Par son récent arrêt n° 91/2016 du 9 juin 2016, la Cour Constitutionnelle renforce les garanties dont bénéficient les créanciers en cas de réorganisation du capital de sociétés débitrices.
Le contentieux à l’origine de l’affaire concernait un litige entre la Commune de Wommelgem et une société anonyme ayant obtenu une concession de travaux publics.
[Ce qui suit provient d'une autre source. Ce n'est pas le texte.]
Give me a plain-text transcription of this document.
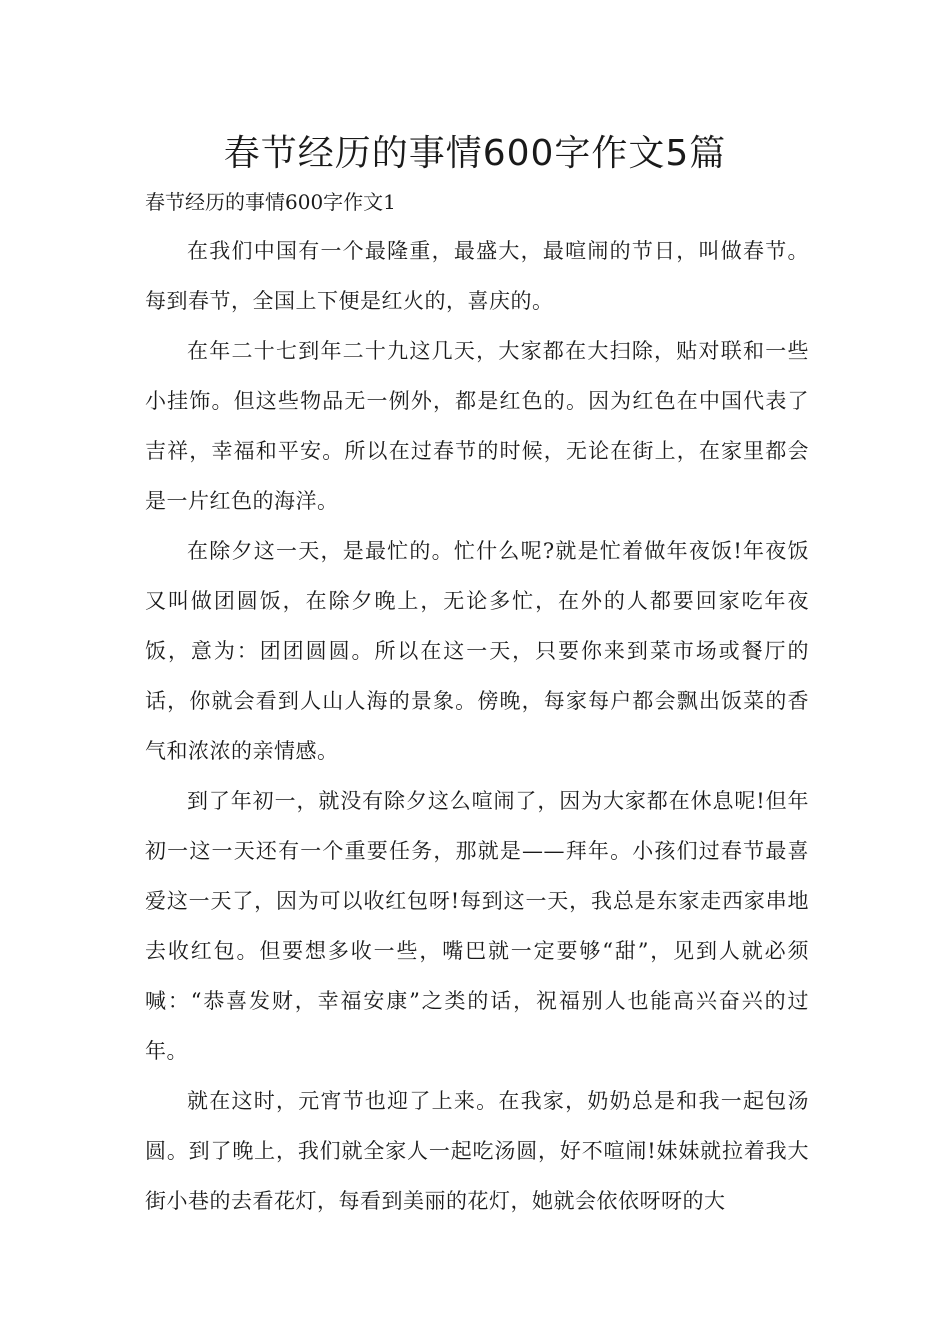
春节经历的事情600字作文5篇

春节经历的事情600字作文1

在我们中国有一个最隆重，最盛大，最喧闹的节日，叫做春节。每到春节，全国上下便是红火的，喜庆的。

在年二十七到年二十九这几天，大家都在大扫除，贴对联和一些小挂饰。但这些物品无一例外，都是红色的。因为红色在中国代表了吉祥，幸福和平安。所以在过春节的时候，无论在街上，在家里都会是一片红色的海洋。

在除夕这一天，是最忙的。忙什么呢?就是忙着做年夜饭!年夜饭又叫做团圆饭，在除夕晚上，无论多忙，在外的人都要回家吃年夜饭，意为：团团圆圆。所以在这一天，只要你来到菜市场或餐厅的话，你就会看到人山人海的景象。傍晚，每家每户都会飘出饭菜的香气和浓浓的亲情感。

到了年初一，就没有除夕这么喧闹了，因为大家都在休息呢!但年初一这一天还有一个重要任务，那就是——拜年。小孩们过春节最喜爱这一天了，因为可以收红包呀!每到这一天，我总是东家走西家串地去收红包。但要想多收一些，嘴巴就一定要够“甜”，见到人就必须喊：“恭喜发财，幸福安康”之类的话，祝福别人也能高兴奋兴的过年。

就在这时，元宵节也迎了上来。在我家，奶奶总是和我一起包汤圆。到了晚上，我们就全家人一起吃汤圆，好不喧闹!妹妹就拉着我大街小巷的去看花灯，每看到美丽的花灯，她就会依依呀呀的大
Au terme des relations contractuelles, la Commune de Wommelgem détenait une créance à l’encontre de ladite société anonyme.
Néanmoins, après la naissance de cette créance, la société anonyme débitrice avait procédé à une réduction de capital et à une modification de sa forme juridique, passant de société anonyme (SA) à société privée à responsabilité limitée (SPRL).
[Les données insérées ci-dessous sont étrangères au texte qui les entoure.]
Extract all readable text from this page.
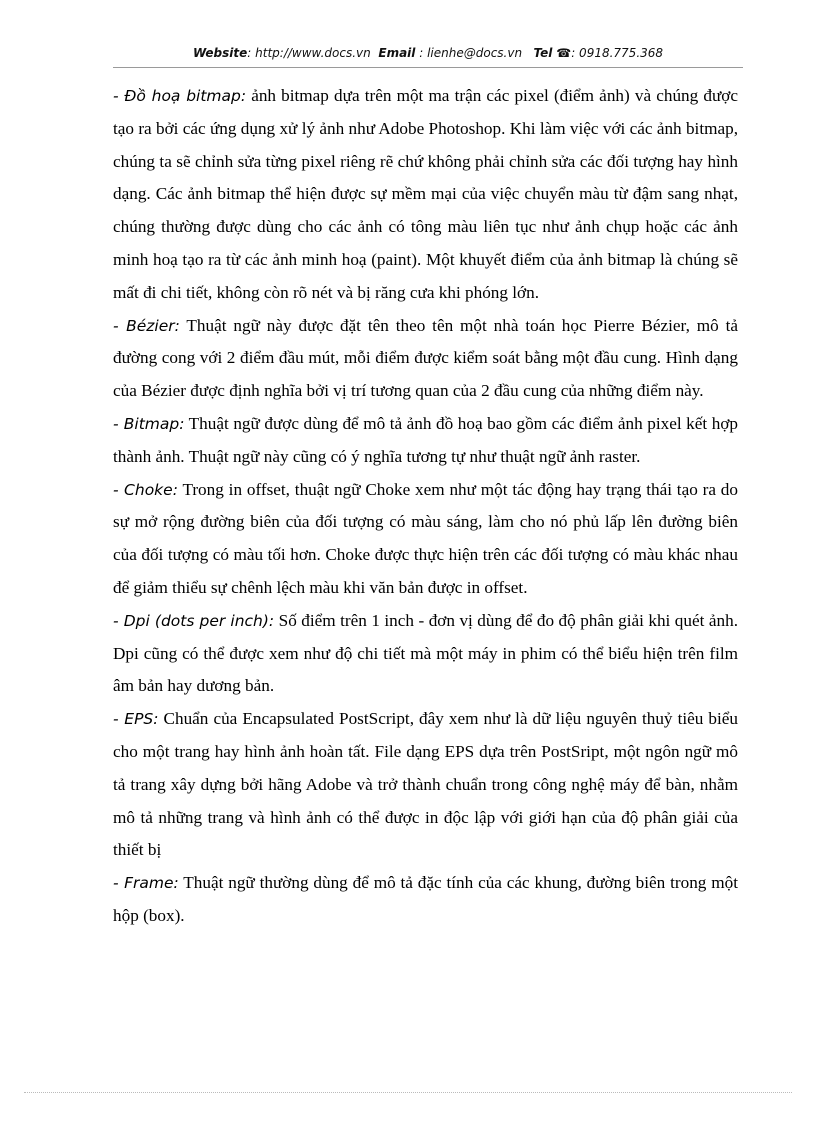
Website: http://www.docs.vn Email : lienhe@docs.vn Tel ☎: 0918.775.368

- Đồ hoạ bitmap: ảnh bitmap dựa trên một ma trận các pixel (điểm ảnh) và chúng được tạo ra bởi các ứng dụng xử lý ảnh như Adobe Photoshop. Khi làm việc với các ảnh bitmap, chúng ta sẽ chỉnh sửa từng pixel riêng rẽ chứ không phải chỉnh sửa các đối tượng hay hình dạng. Các ảnh bitmap thể hiện được sự mềm mại của việc chuyển màu từ đậm sang nhạt, chúng thường được dùng cho các ảnh có tông màu liên tục như ảnh chụp hoặc các ảnh minh hoạ tạo ra từ các ảnh minh hoạ (paint). Một khuyết điểm của ảnh bitmap là chúng sẽ mất đi chi tiết, không còn rõ nét và bị răng cưa khi phóng lớn.

- Bézier: Thuật ngữ này được đặt tên theo tên một nhà toán học Pierre Bézier, mô tả đường cong với 2 điểm đầu mút, mỗi điểm được kiểm soát bằng một đầu cung. Hình dạng của Bézier được định nghĩa bởi vị trí tương quan của 2 đầu cung của những điểm này.

- Bitmap: Thuật ngữ được dùng để mô tả ảnh đồ hoạ bao gồm các điểm ảnh pixel kết hợp thành ảnh. Thuật ngữ này cũng có ý nghĩa tương tự như thuật ngữ ảnh raster.

- Choke: Trong in offset, thuật ngữ Choke xem như một tác động hay trạng thái tạo ra do sự mở rộng đường biên của đối tượng có màu sáng, làm cho nó phủ lấp lên đường biên của đối tượng có màu tối hơn. Choke được thực hiện trên các đối tượng có màu khác nhau để giảm thiểu sự chênh lệch màu khi văn bản được in offset.

- Dpi (dots per inch): Số điểm trên 1 inch - đơn vị dùng để đo độ phân giải khi quét ảnh. Dpi cũng có thể được xem như độ chi tiết mà một máy in phim có thể biểu hiện trên film âm bản hay dương bản.

- EPS: Chuẩn của Encapsulated PostScript, đây xem như là dữ liệu nguyên thuỷ tiêu biểu cho một trang hay hình ảnh hoàn tất. File dạng EPS dựa trên PostSript, một ngôn ngữ mô tả trang xây dựng bởi hãng Adobe và trở thành chuẩn trong công nghệ máy để bàn, nhằm mô tả những trang và hình ảnh có thể được in độc lập với giới hạn của độ phân giải của thiết bị

- Frame: Thuật ngữ thường dùng để mô tả đặc tính của các khung, đường biên trong một hộp (box).
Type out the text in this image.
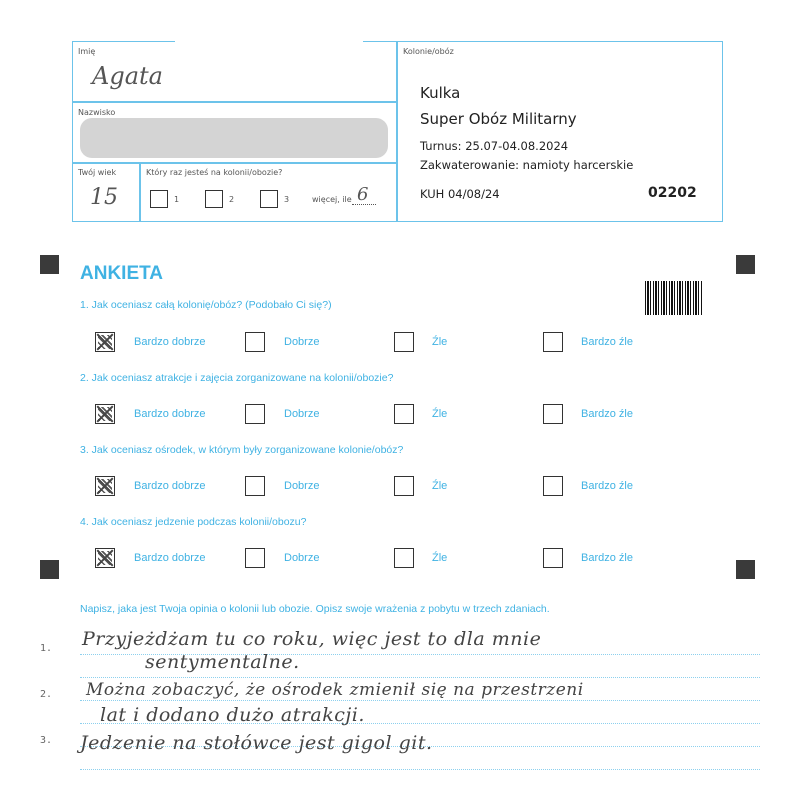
Imię
Agata
Nazwisko
Twój wiek
15
Który raz jesteś na kolonii/obozie?
1	2	3	więcej, ile 6
Kolonie/obóz
Kulka
Super Obóz Militarny
Turnus: 25.07-04.08.2024
Zakwaterowanie: namioty harcerskie
KUH 04/08/24	02202
ANKIETA
1. Jak oceniasz całą kolonię/obóz? (Podobało Ci się?)
Bardzo dobrze	Dobrze	Źle	Bardzo źle
2. Jak oceniasz atrakcje i zajęcia zorganizowane na kolonii/obozie?
Bardzo dobrze	Dobrze	Źle	Bardzo źle
3. Jak oceniasz ośrodek, w którym były zorganizowane kolonie/obóz?
Bardzo dobrze	Dobrze	Źle	Bardzo źle
4. Jak oceniasz jedzenie podczas kolonii/obozu?
Bardzo dobrze	Dobrze	Źle	Bardzo źle
Napisz, jaka jest Twoja opinia o kolonii lub obozie. Opisz swoje wrażenia z pobytu w trzech zdaniach.
1.
2.
3.
Przyjeżdżam tu co roku, więc jest to dla mnie
sentymentalne.
Można zobaczyć, że ośrodek zmienił się na przestrzeni
lat i dodano dużo atrakcji.
Jedzenie na stołówce jest gigol git.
En vue de préserver sa créance, conformément aux articles 613, 686 et 767 du Code des sociétés, la Commune demandait une nouvelle garantie par la constitution d’une sûreté.
Or, suite notamment à leur modification par la loi du 22 novembre 2013 modifiant le Code des sociétés, concernant les garanties des créanciers en cas de réorganisation du capital, ces dispositions prévoyaient que seuls les créanciers d’une SA (et non d’une SPRL) dont la créance faisait l’objet d’une réclamation en justice ou par voie arbitrale avaient la possibilité d’exiger une sûreté en cas de réduction effective de capital.
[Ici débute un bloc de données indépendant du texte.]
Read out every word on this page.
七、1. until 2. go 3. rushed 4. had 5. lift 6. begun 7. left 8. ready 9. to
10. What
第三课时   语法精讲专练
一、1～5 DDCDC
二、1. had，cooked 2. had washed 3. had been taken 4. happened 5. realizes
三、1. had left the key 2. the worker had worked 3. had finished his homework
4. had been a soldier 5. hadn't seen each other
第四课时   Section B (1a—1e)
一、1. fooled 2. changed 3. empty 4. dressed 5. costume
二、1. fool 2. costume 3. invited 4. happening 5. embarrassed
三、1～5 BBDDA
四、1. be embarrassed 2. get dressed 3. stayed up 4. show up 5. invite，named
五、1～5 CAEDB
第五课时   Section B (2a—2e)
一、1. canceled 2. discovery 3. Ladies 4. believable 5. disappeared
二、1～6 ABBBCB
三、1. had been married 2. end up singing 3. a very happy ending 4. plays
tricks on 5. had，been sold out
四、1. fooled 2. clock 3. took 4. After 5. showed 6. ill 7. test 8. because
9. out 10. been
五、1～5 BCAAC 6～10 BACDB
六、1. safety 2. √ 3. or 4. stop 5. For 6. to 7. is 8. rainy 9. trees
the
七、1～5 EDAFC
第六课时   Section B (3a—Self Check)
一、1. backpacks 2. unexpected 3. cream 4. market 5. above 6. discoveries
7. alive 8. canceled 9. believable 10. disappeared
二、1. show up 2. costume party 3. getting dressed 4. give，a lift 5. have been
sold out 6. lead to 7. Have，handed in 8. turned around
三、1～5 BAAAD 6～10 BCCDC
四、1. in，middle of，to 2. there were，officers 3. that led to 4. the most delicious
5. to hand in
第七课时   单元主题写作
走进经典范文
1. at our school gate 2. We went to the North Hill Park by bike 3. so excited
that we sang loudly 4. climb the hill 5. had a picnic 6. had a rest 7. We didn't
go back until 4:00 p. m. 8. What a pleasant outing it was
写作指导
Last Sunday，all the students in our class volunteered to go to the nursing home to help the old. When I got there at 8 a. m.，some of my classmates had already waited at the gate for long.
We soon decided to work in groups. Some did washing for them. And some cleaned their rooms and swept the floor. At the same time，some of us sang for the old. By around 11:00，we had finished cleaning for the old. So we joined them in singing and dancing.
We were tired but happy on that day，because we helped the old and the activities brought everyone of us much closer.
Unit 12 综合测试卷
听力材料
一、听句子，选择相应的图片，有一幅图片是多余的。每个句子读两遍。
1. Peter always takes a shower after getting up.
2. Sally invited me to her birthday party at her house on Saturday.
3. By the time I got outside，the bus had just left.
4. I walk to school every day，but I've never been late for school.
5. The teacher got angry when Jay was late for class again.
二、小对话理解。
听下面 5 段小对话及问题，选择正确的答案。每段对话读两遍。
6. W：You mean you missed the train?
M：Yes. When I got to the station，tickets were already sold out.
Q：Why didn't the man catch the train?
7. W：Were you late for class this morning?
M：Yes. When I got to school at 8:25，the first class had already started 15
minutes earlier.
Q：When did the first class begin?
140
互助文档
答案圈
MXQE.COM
En d’autres termes, seuls les créanciers d’une SA qui décidait de réduire son capital (sans modifier sa forme) pouvaient recourir à cette garantie tandis que les créanciers d’une société ayant une autre forme juridique (et qui décidait de réduire son capital) étaient privés de cette possibilité.
Dans son arrêt n° 91/2016 du 9 juin 2016, la Cour Constitutionnelle estime que cette différence de traitement n’est pas raisonnablement justifiée.
En effet, selon la Cour, « eu égard à l’objectif de protection des créanciers poursuivi par le législateur, cette différence de traitement ne repose pas sur un critère distinctif pertinent et produit des effets disproportionnés pour les créanciers des sociétés privées à responsabilité limitée » (B.1O.4).
Ce faisant, la Cour Constitutionnelle renforce les garanties des créanciers confrontés à la réorganisation du capital de la société co-contractante et leur permet d’exiger une sûreté en cas de réduction du capital, quelle que soit la forme de ladite société débitrice.
La Cour déjoue au passage les stratégies de certains co-contractants des pouvoirs publics qui auraient pu tenter de recourir à une réduction de capital, éventuellement accompagnée d’un changement de forme sociale, pour échapper à leurs obligations.